BT redundancies are "unnecessary"

The CWU communications union has condemned BT's announcement that a further 3,000 jobs are to go by 2003 on top of the 10,000 or so already axed since April 2000.

The brunt of the job losses, which come in the telecoms group's retail division, will be borne by agency staff and BT does not envisage compulsory redundancies.

The job cuts will mean a reduction of around 19% in the retail division staff numbers.

The shake-up comes as BT says it aims to push growth in its retail division - which provides phone and internet services for business and residential customers - over the next four years by driving forward hi-tech internet and mobile services. The group says the drive will "more than offset" the expected erosion in revenues from the division's core voice products, such as its fixed-line phone business.

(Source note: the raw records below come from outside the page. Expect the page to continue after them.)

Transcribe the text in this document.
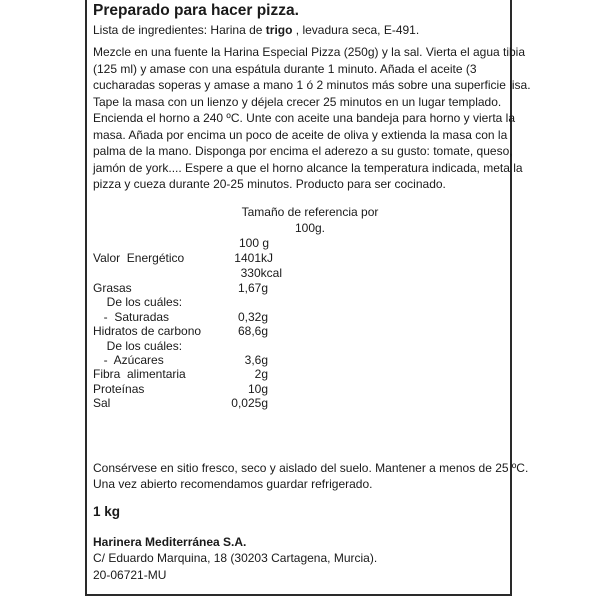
Preparado para hacer pizza.
Lista de ingredientes: Harina de trigo , levadura seca, E-491.
Mezcle en una fuente la Harina Especial Pizza (250g) y la sal. Vierta el agua tibia
(125 ml) y amase con una espátula durante 1 minuto. Añada el aceite (3
cucharadas soperas y amase a mano 1 ó 2 minutos más sobre una superficie lisa.
Tape la masa con un lienzo y déjela crecer 25 minutos en un lugar templado.
Encienda el horno a 240 ºC. Unte con aceite una bandeja para horno y vierta la
masa. Añada por encima un poco de aceite de oliva y extienda la masa con la
palma de la mano. Disponga por encima el aderezo a su gusto: tomate, queso,
jamón de york.... Espere a que el horno alcance la temperatura indicada, meta la
pizza y cueza durante 20-25 minutos. Producto para ser cocinado.
Tamaño de referencia por
100g.
100 g
Valor  Energético	1401kJ
330kcal
Grasas	1,67g
De los cuáles:
-  Saturadas	0,32g
Hidratos de carbono	68,6g
De los cuáles:
-  Azúcares	3,6g
Fibra  alimentaria	2g
Proteínas	10g
Sal	0,025g
Consérvese en sitio fresco, seco y aislado del suelo. Mantener a menos de 25 ºC.
Una vez abierto recomendamos guardar refrigerado.
1 kg
Harinera Mediterránea S.A.
C/ Eduardo Marquina, 18 (30203 Cartagena, Murcia).
20-06721-MU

Pierre Danon, chief executive of BT Retail, put his own colourful spin on what is a dire situation for the staff, saying: "I feel our transformation can be illustrated best by the analogy of BT changing from a ponderous Sumo wrestler into a lean and agile Samurai swordsman.''

A more down to earth Jeannie Drake, the CWU's deputy general secretary, said that there was no union agreement to losing the remaining 3,000 jobs mentioned, adding that any such move would be resisted "on obvious economic and business grounds." She said it was time to begin to "turn the company round, not run it down."